This chart shows trends in the city of Ann Arbor's general operating millage over the last several years. For many years, the city didn't levy the maximum amount allowed under state law, but that's no longer the case.
In the coming days, Ann Arbor property owners will receive their 2011 property assessment and taxable value notification letters in the mail.
City Assessor David Petrak says many residents will see a decline in both figures, as property values continue to go down in Ann Arbor.
So, are taxes going down?
"That's always the complex question," Petrak said, noting property taxes are calculated by multiplying the taxable value by the millage rate.
"Total taxable value is going down — down about 2 percent, I think, is the latest budgetary projection we've been making," he said. "And collectively assessments are going down. But to the individual person, that doesn't mean a whole lot, because there are some neighborhoods where the assessments are going up this year."
City records show total city property tax collections in Ann Arbor grew from $54.1 million to $81.9 million from 2001 to 2010, but growth has slowed in the last few years.
Total taxes netted by the city's general fund in the last three years have remained stagnant at about $51.2 million. And the adopted city budget for 2010-11 estimated general fund tax revenues would go down to about $49.4 million this year.
The city's most recent audit shows the total taxable value (real and personal property) in the city grew from $3.2 billion to $4.89 billion from 2001 to 2009, and then ticked down for the first time in 2010 to $4.86 billion — a drop of close to $30 million. The city's total direct tax rate also has fallen from 17.13 mills to 16.8 mills over the last decade.
Due to the unforeseen effects of Proposal A, many property owners may be confused about the changes in their assessed and taxable values, city officials said.
The city publicly released the following information on its web site today to help explain the factors involved in the sometimes confusing calculations:
Proposal A
In 1994, Proposal A was passed by Michigan voters and was designed to limit the amount property taxes could increase in any given year. The effect was to limit property tax increases by the lesser of the rate of inflation or 5 percent. This held true even in years when there were double-digit property-value increases. This calculation became known as taxable value. Property taxes are calculated by multiplying your taxable value by your millage rate.
Taxable vs. Assessed Value
Taxable value differs from the assessed value. The assessed value represents 50 percent of the market value of a property. In most cases, the taxable value is simply a mathematical calculation based on the previous year’s taxable value because Proposal A limits the annual increase. In many areas in Michigan, Proposal A has created a large difference between the assessed value (half the market value) and the taxable value (amount on which a property owner pays taxes).
Areas that are seeing a decrease in market value will also see a decrease in assessed value. However, this may not cause a decrease in taxable value or property taxes. The Consumer Price Index (CPI) is a measure of inflation. The CPI for the 2011 taxable value in Michigan is 1.7 percent. A property owner’s taxable value will increase by 1.7 percent unless the property’s assessed value is lower than the taxable value. Properties that have a taxable value that is very close to the assessed value and are located in a declining market may very well see a decline in taxable value and property taxes.

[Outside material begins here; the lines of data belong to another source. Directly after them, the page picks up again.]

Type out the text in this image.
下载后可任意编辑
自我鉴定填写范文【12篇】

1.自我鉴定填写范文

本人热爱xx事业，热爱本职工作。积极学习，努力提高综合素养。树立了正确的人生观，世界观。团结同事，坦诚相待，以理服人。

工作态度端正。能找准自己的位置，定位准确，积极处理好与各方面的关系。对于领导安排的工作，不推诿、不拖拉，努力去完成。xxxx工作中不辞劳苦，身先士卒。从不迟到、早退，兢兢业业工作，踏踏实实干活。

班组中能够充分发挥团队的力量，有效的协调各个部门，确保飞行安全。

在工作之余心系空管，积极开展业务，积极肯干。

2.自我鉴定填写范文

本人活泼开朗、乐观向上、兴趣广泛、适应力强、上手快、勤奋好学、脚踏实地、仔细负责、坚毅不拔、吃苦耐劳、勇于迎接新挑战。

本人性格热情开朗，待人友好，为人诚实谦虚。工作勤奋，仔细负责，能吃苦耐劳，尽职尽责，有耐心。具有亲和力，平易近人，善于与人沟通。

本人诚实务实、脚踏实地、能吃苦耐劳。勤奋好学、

The following two examples are provided to help clarify this confusing calculation. Both examples assume a 2010 market value of $300,000 and a 2011 market value of $275,000 with a 2010 CPI of 1.7 percent.
Example 1
2010
Market Value = $300,000
Assessed Value = $150,000
Taxable Value = $98,000
2011
Market Value = $275,000
Assessed Value = $137,500
Taxable Value = $99,666
Example 2
2010
Market Value = $300,000
Assessed Value = $150,000
Taxable Value = $145,000
2011
Market Value = $275,000
Assessed Value = $137,500
Taxable Value = $137,500
Examples Explained
In example 1, the market value decreased, but the taxable value increased by the CPI 1.7 percent because the taxable value is still less than the assessed value.
In example 2, the market value decreased and the taxable value decreased as the taxable value can’t be higher than the assessed value.
For property owners who have owned their property for a number of years, Proposal A created a smoothing effect on their taxes. In years with rapidly increasing property values, property owners saw a limited increase in property taxes. As illustrated in Example 1, it also will mean small increases in property taxes in years where property values are stagnant or declining.
Appeals Process
Taxable value is simply a mathematical calculation and typically can't be appealed. The assessed value is 50 percent of market value and can be appealed if it is believed to be too high. A reduction in a property’s assessed value will not reduce property taxes unless the reduced assessed value falls below the taxable value.
For more information, contact the city assessor’s office by calling 734-794-6530 or e-mailing assessor@a2gov.org, or visit the assessor's website.
This is a chart included in the city's budget book, showing where each tax dollar an Ann Arbor resident pays goes. Most of it goes to education.